A Systematic Approach for Multi-objective Double-side Clock Tree Synthesis
Xun Jiang, Haoran Lu, Yuxuan Zhao, Jiarui Wang, Zizheng Guo, Heng Wu, Bei Yu, Sung Kyu Lim, Runsheng Wang, Ru Huang, Yibo Lin
TL;DR
This paper tackles the challenge of systematic double-side clock tree synthesis (CTS) by leveraging back-side metal layers and nTSVs. It introduces a unified framework that combines hierarchical clock routing, concurrent insertion of buffers and nTSVs, skew refinement, and a design-space exploration flow based on multi-objective optimization. The approach yields substantial performance gains over state-of-the-art baselines in latency, skew, wirelength, and resource usage, while also offering significant runtime speed-ups. The work lays the groundwork for broader adoption of back-side CTS and points to future integration with placement and routing for a full-flow optimization.
Abstract
As the scaling of semiconductor devices nears its limits, utilizing the back-side space of silicon has emerged as a new trend for future integrated circuits. With intense interest, several works have hacked existing backend tools to explore the potential of synthesizing double-side clock trees via nano Through-Silicon-Vias (nTSVs). However, these works lack a systematic perspective on design resource allocation and multi-objective optimization.

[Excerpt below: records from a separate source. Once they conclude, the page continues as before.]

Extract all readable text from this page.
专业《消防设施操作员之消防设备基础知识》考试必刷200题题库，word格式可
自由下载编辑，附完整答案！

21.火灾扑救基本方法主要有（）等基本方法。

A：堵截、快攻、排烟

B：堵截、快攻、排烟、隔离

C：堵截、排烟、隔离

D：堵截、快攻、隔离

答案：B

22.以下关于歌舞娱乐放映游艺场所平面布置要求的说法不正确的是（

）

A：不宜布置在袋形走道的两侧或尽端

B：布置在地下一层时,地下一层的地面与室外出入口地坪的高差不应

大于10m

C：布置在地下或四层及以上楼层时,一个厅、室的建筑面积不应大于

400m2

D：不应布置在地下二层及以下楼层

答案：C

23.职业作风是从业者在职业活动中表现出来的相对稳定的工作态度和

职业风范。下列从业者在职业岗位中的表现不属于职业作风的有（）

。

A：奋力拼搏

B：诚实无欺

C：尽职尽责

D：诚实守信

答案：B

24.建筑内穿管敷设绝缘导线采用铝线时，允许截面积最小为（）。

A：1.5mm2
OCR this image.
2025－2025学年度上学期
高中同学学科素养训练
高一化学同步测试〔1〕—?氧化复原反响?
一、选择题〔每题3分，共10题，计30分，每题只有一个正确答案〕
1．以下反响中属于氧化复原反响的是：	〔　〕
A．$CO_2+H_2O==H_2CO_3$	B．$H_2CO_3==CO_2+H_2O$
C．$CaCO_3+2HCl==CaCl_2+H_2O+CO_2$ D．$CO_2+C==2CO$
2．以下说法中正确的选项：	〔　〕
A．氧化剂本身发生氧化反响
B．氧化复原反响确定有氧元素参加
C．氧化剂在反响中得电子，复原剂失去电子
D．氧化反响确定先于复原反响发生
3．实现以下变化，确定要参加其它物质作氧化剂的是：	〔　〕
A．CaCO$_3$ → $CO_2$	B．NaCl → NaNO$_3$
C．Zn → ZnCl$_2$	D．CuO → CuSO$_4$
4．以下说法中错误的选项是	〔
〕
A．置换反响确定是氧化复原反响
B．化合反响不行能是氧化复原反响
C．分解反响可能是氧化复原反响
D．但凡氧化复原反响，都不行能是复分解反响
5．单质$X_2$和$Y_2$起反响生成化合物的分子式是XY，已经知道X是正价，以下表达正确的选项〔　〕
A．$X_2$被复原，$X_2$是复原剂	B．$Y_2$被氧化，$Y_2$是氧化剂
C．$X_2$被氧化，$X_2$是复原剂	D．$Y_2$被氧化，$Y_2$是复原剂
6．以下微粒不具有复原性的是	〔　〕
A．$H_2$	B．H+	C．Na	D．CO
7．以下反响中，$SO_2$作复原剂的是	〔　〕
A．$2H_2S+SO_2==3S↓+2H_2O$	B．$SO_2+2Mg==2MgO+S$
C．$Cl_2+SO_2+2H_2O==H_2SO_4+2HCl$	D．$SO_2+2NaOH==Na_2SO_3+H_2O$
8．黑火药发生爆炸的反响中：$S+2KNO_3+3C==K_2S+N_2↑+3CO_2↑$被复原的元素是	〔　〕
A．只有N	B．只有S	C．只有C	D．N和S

We propose a systematic approach to design clock trees with double-side metal layers, including hierarchical clock routing, concurrent buffers and nTSVs insertion, and skew refinement. Compared with the state-of-the-art (SOTA) methods, the widely-used open-source tool, our algorithm outperforms them in latency, skew, wirelength, and the number of buffers and nTSVs.